Tenho perfeita noção que os espaços entre as pedras da calçada são feitos de verdades negras e amorfas. Continuo a acreditar nisto, como talvez quem acredita que um dia houve uma explosão mesmo muito grande que rebentou com um ovo cósmico donde depois se soltaram montes de calhaus em forma de planetas e estrelas, e num deles a energia foi água e a água foi vida. É possível. É possível que os nossos passos pisem a verdade, às vezes indolentemente, outras tão depressa que quase nem a magoamos com o peso do corpo. É possível que passemos pela verdade vezes sem conta ao longo do dia, ao longo da vida, e nunca nos apercebamos dela, e ela depois doa (dói sempre). É possível que a verdade não seja verdade, ou não seja única, ou não seja só isso de não ser mentira. Só não chego a perceber porque raio se esconde a verdade no chão, quando estaria tão mais próxima de nós se andasse nas nossas mãos e fosse trocada todas as vezes que as nossas palmas tocassem outras. É que assim as verdades eram uma só, e se for mesmo verdade que cada um de nós está ligado a toda a gente do mundo, então um dia poderíamos ter tido como nossas tantas verdades quantas pessoas alcançássemos.

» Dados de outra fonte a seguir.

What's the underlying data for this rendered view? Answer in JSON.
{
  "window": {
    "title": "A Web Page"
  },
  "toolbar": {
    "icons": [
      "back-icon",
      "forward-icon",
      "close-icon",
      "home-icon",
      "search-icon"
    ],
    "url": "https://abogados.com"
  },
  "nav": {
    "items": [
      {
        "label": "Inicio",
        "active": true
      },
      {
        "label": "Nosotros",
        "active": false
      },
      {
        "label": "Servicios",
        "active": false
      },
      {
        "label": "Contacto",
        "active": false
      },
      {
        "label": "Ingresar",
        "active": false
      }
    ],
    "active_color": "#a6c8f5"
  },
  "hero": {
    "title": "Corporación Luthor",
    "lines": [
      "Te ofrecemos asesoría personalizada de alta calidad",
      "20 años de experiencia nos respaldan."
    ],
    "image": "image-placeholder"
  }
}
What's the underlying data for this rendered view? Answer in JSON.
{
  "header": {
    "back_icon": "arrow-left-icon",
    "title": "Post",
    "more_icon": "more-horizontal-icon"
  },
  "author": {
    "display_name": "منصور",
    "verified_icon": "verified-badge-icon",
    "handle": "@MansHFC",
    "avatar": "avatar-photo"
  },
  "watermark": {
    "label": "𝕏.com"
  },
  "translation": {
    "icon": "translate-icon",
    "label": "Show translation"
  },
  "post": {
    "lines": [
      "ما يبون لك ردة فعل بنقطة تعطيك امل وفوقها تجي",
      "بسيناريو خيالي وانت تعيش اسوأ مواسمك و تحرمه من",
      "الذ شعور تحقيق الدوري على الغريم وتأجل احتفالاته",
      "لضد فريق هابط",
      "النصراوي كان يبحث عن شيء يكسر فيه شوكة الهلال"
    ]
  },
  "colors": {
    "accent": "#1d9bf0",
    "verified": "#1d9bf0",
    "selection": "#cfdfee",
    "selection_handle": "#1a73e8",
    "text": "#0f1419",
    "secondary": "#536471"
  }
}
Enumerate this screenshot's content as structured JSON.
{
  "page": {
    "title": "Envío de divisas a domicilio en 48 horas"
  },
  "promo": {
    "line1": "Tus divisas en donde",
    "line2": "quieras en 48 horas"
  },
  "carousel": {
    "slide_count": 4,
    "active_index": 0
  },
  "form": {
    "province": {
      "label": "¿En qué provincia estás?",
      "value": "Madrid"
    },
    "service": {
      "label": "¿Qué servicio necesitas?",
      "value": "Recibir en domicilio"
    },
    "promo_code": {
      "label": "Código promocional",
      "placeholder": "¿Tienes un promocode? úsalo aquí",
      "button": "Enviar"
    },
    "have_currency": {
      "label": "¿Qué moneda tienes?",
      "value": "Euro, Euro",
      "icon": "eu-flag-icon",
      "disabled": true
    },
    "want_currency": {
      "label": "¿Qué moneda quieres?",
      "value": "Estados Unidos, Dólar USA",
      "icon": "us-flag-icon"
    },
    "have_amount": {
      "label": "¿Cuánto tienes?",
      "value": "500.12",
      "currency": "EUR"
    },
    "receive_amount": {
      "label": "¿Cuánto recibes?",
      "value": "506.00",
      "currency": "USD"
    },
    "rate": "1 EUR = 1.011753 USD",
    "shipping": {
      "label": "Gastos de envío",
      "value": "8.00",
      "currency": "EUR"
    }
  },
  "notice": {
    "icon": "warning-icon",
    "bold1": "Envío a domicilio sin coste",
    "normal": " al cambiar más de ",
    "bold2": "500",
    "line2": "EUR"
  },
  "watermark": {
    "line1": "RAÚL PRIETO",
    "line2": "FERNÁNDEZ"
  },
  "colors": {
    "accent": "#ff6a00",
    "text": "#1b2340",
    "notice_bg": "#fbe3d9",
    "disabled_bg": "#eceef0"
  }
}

Um dia terei nas mãos mais verdades que mentiras e saberei distinguir as intenções das interjeições, e a estas duas poderei simplesmente marcá-las com a palavra lixo
(tenho uma caixa no quarto que serve para ir pondo lixo que não é bem lixo mas que um dia vai acabar por sê-lo, por enquanto é só um resto de coisas que foram ficando comigo e que, em abono da exactidão do discurso, nunca foram bem coisas, mas antes pessoas, emoções, receitas e bocados de músicas ou letras, algumas cartas de amor, aqui e ali, a maior parte delas nunca conheceram sequer viagem de ida)
guardá-las (às intenções e às interjeições) nessa caixa e deixá-las ali no canto do quarto, esquecidas por quem prefere sempre não esquecer.
Os bilhetes de concertos continuam fora da caixa. Como se os concertos - e a música, sempre a música - fossem mais verdade que tudo o que foi passando. Como se os concertos - e a música, outra vez - ficassem, enquanto o resto vai.